Product-Level Decision

Kototoro should converge to two user-facing detail modes, not three:

  • Entity Details: the primary detail page for a work or other entity
  • Source Details: the execution page for a specific source content item

Tracking Site Details should remain as a limited raw-reference page for:

  • fallback when entity ingestion fails
  • direct source-of-truth inspection
  • debugging and manual binding flows
  • transitional compatibility while the entity flow is still rolling out

This keeps the mental model stable:

  • tracking site = truth and metadata authority
  • entity graph = local integration layer
  • source = playable/readable content

Core Model Boundaries

Entity Types

The current entity taxonomy should remain intentionally small:

  • WORK
  • CHARACTER
  • PERSON
  • ORGANIZATION

This is sufficient for the current feature set and keeps the graph cheap to maintain.

Staff and Cast Policy

The current and planned mapping should be:

  • authors, illustrators, directors, script writers, producers, staff -> PERSON
  • companies, studios, publishers, circles, production committees -> ORGANIZATION

Do not introduce more entity types unless a concrete UI or data-flow requirement appears in at least two real call sites.

Graph Depth Policy

Graph materialization must stay shallow by default:

  • store only user-relevant nodes
  • persist 1-hop or 2-hop relationships
  • do not auto-expand beyond the currently browsed tracking item
  • keep cache deletion cheap and deterministic

Architecture Rules

The implementation must continue to follow these rules:

  • tracking data is the truth for entity metadata
  • source data is content access, not entity truth
  • UI reads from the local entity graph, not directly from tracking API payloads
  • every persisted graph node is cache-like and deletable
  • ingestion is triggered by user navigation, not background crawling

Current Status

As of the current implementation round, Phase 1 through Phase 3 are materially in place:

  • Room schema and migration for entity, entity_binding, and relation
  • DAO and repository support for graph access and pruning
  • tracking-to-entity ingestion pipeline
  • basic relation creation for work, character, and person edges
  • cross-site binding matcher with auto-bind and weak-bind thresholds
  • source adapter contract for Entity -> SourceResult

What is not done yet:

  • entity details as the main UI entry
  • navigation migration from tracking-site details to entity details
  • wider source-side entry migration
  • richer staff and organization ingestion beyond the currently exposed discovery DTOs

Detail Page Strategy

Final Target

The long-term navigation target is:

  1. user opens a tracking result
  2. app resolves or creates a local entity
  3. app opens Entity Details
  4. user selects a source result
  5. app opens the existing Source Details

Tracking Site Details remains reachable from Entity Details as a secondary action such as:

  • View tracking record
  • Open raw tracking details

Why Not Reuse DetailsActivity Directly

DetailsActivity is still source-content centric:

  • it assumes a concrete Content
  • it bundles reading/playback execution concerns
  • it is not a stable home for entity-level metadata aggregation

Forcing entity responsibilities into that page would mix two very different responsibilities and make Phase 4 harder to review safely.

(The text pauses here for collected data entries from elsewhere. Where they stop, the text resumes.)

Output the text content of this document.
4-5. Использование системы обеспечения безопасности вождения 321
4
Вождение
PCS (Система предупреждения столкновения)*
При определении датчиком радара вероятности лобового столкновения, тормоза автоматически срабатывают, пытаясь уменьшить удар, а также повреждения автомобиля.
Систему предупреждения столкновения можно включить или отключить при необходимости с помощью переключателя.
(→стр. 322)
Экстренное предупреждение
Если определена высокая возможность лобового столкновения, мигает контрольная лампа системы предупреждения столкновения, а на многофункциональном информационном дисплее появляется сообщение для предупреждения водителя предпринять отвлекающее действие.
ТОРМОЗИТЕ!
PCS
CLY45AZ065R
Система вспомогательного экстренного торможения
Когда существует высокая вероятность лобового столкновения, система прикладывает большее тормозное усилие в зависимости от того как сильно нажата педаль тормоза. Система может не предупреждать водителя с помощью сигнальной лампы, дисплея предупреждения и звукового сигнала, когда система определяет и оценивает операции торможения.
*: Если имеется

Why Not Keep Tracking Details as a Third Primary Page

Keeping three parallel primary details would create an unstable mental model:

  • users would not know which page is the canonical overview
  • internal routing rules would stay inconsistent
  • later PERSON or ORGANIZATION details would have no clean home

So the plan is:

  • entity details becomes the default detail shell
  • source details remains the actionable content page
  • tracking raw details becomes a fallback and inspection page

Data Flow

Entity-First Tracking Entry

The preferred flow for tracking-site clicks should be:

  1. try findEntityByBinding(service, remoteId)
  2. if found, open Entity Details
  3. if missing, fetch tracking details
  4. map the tracking payload to TrackingWorkDto
  5. ingest into the entity graph
  6. open Entity Details
  7. if ingestion fails, keep a direct fallback path to raw tracking details

Initial Mapping Constraints

The current tracking discovery DTO exposes enough for a first work-level page, but not enough for a full Bangumi-style people graph across all services.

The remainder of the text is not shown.